Marlyn captures geo-referenced aerial images with resolutions down to less than 1 cm (0.4 in), which are transformed into point clouds with millions of data points for each single flight. Even more time can be saved by using the survey grade Marlyn equipped with PPK (Post processed kinematics), which enables you to achieve absolute X, Y, Z accuracies down to 1 cm (0.4 in), with fewer to no Ground Control Points needed.
Marlyn, as a VTOL drone, enables you to perform a survey from above, eliminating the need for surveyors to move around in the pit, minimizing the corresponding downtime and greatly improving the safety of the surveyors.

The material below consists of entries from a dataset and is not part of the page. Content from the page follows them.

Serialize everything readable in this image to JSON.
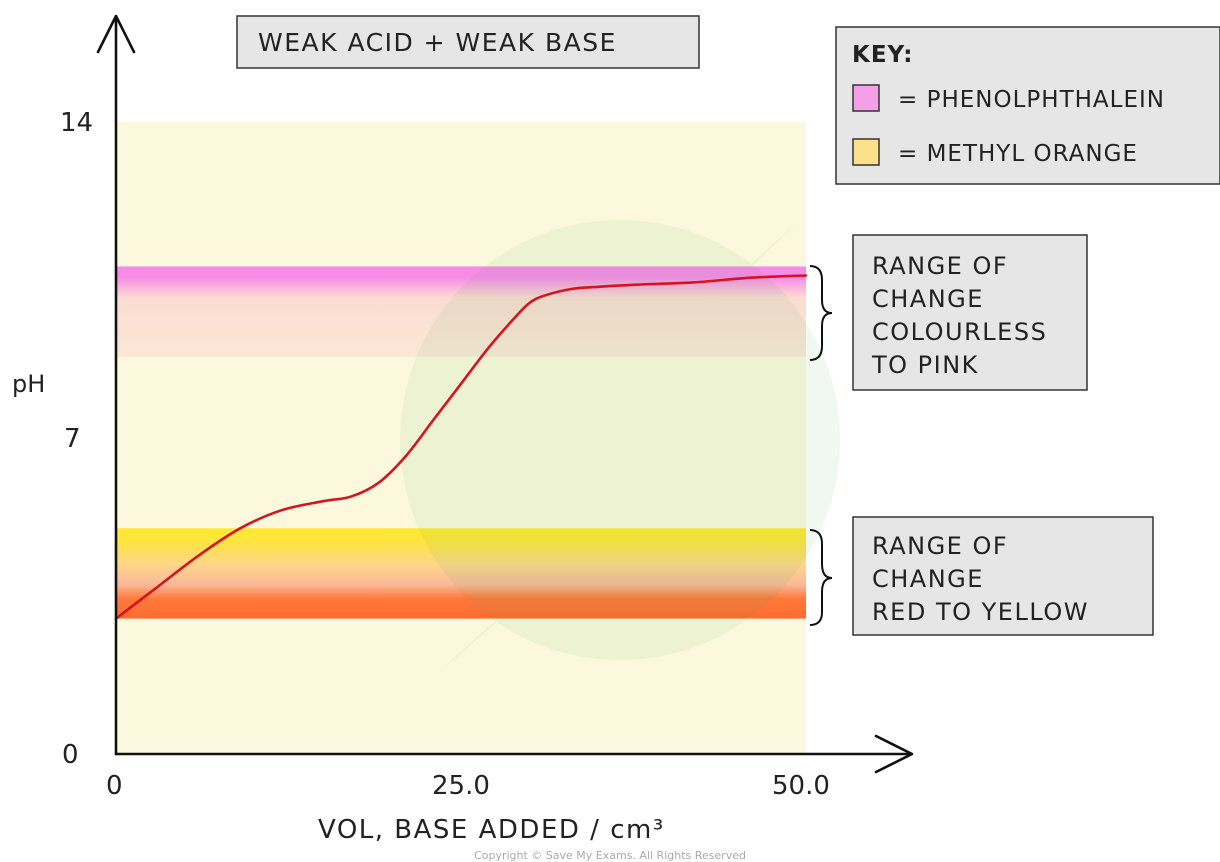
{
  "chart_data": {
    "type": "line",
    "title": "WEAK ACID + WEAK BASE",
    "xlabel": "VOL, BASE ADDED / cm³",
    "ylabel": "pH",
    "xlim": [
      0,
      50
    ],
    "ylim": [
      0,
      14
    ],
    "x_ticks": [
      "0",
      "25.0",
      "50.0"
    ],
    "y_ticks": [
      "0",
      "7",
      "14"
    ],
    "series": [
      {
        "color": "#d4141e",
        "x": [
          0,
          3,
          6,
          9,
          12,
          15,
          17,
          19,
          21,
          23,
          25,
          27,
          29,
          30,
          31,
          33,
          35,
          38,
          42,
          46,
          50
        ],
        "y": [
          3.0,
          3.7,
          4.4,
          5.0,
          5.4,
          5.6,
          5.7,
          6.0,
          6.6,
          7.4,
          8.2,
          9.0,
          9.7,
          10.0,
          10.15,
          10.3,
          10.35,
          10.4,
          10.45,
          10.55,
          10.6
        ]
      }
    ],
    "bands": [
      {
        "indicator": "PHENOLPHTHALEIN",
        "ymin": 8.8,
        "ymax": 10.8,
        "color": "#f88be8"
      },
      {
        "indicator": "METHYL ORANGE",
        "ymin": 3.0,
        "ymax": 5.0,
        "color": "#ffe44a"
      }
    ],
    "background_color": "#fcf8dd",
    "grid": false,
    "legend": {
      "title": "KEY:",
      "placement": "top-right",
      "items": [
        {
          "label": "= PHENOLPHTHALEIN",
          "color": "#f4a0e8"
        },
        {
          "label": "= METHYL  ORANGE",
          "color": "#fde08a"
        }
      ]
    },
    "annotations": [
      {
        "lines": [
          "RANGE  OF",
          "CHANGE",
          "COLOURLESS",
          "TO  PINK"
        ]
      },
      {
        "lines": [
          "RANGE  OF",
          "CHANGE",
          "RED  TO  YELLOW"
        ]
      }
    ]
  },
  "footer": {
    "copyright": "Copyright © Save My Exams. All Rights Reserved"
  }
}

Marlyn can be rapidly deployed, making it possible to generate a precise (3D) model within hours rather than days or weeks using traditional surveying techniques. The system is launched with the push of a button, making it very easy to generate the data. In addition, the vertical take-off and landing capability of Marlyn ensures safe landings in a small designated area, regardless of surface roughness. Operators no longer have to worry about damaging the drone during landing.
Marlyn can provide 3D maps and visualizations of an area faster and much more efficient when compared to ground-based surveys. Fewer man hours are needed to create larger and more accurate data sets, resulting in reduced costs.
Aerial images have been used in environmental monitoring for decades to perform a variety of tasks. Using drones to capture image data enables operations to be planned with flexibility and on short notice compared to manned aviation, ensuring that imagery is quickly available. Marlyn operates at low flight altitudes below the clouds so you always get the clearest images possible. Moreover, the quiet and energy-efficient electric motors are not only environment-friendly but also reduce the impact of noise on humans and animals.
Marlyn is controlled from the ground by a laptop and is able to take-off and land vertically like a helicopter, making it possible to deploy from densely vegetated areas. Equipped with a high-resolution camera and a built-in GPS the digital images captured by the system are automatically geo-referenced, which means that they are precisely aligned with existing geographical coordinates. This enables the creation of 3D models and/or orthophotos of the mapped area.
The combination of infrared aerial and NDVI (normalized difference vegetation index) photos produces images that can be used to measure intrinsic tree characteristics related to plant health, growth and biomass.
Capturing images from the sky results in the ability to cover a large area in a short time period. Multispectral cameras can detect light reflectance in the visible and invisible spectrum that can be used to determine the plant stress on an individual level. Combining Marlyn with a multispectral camera creates the opportunity to visualize the crop health from a large terrain.
Already drones are becoming the preferred aerial-support platform for farmers. Drones have a very high level of flexibility, can be deployed rapidly, have a superior resolution and are not susceptible to cloud cover. Mapping and surveying drones, therefore, have a clear advantage over satellite imagery and manned aircraft surveys. To be more specific, a satellite is limited in spatial resolution, has slow image acquisition and is susceptible to cloud cover. Manned aircraft have higher operating costs and lack flexibility.
Marlyn is fully automated. With a simple push of a button the drone lifts off and starts mapping the crops. After the flight, the drone will land again vertically at the same spot it was launched. The captured data is post-processed into (3D) maps, in combination with i.e. Normalized Difference Vegetation Index (NDVI) algorithms to provide the user with actionable insights.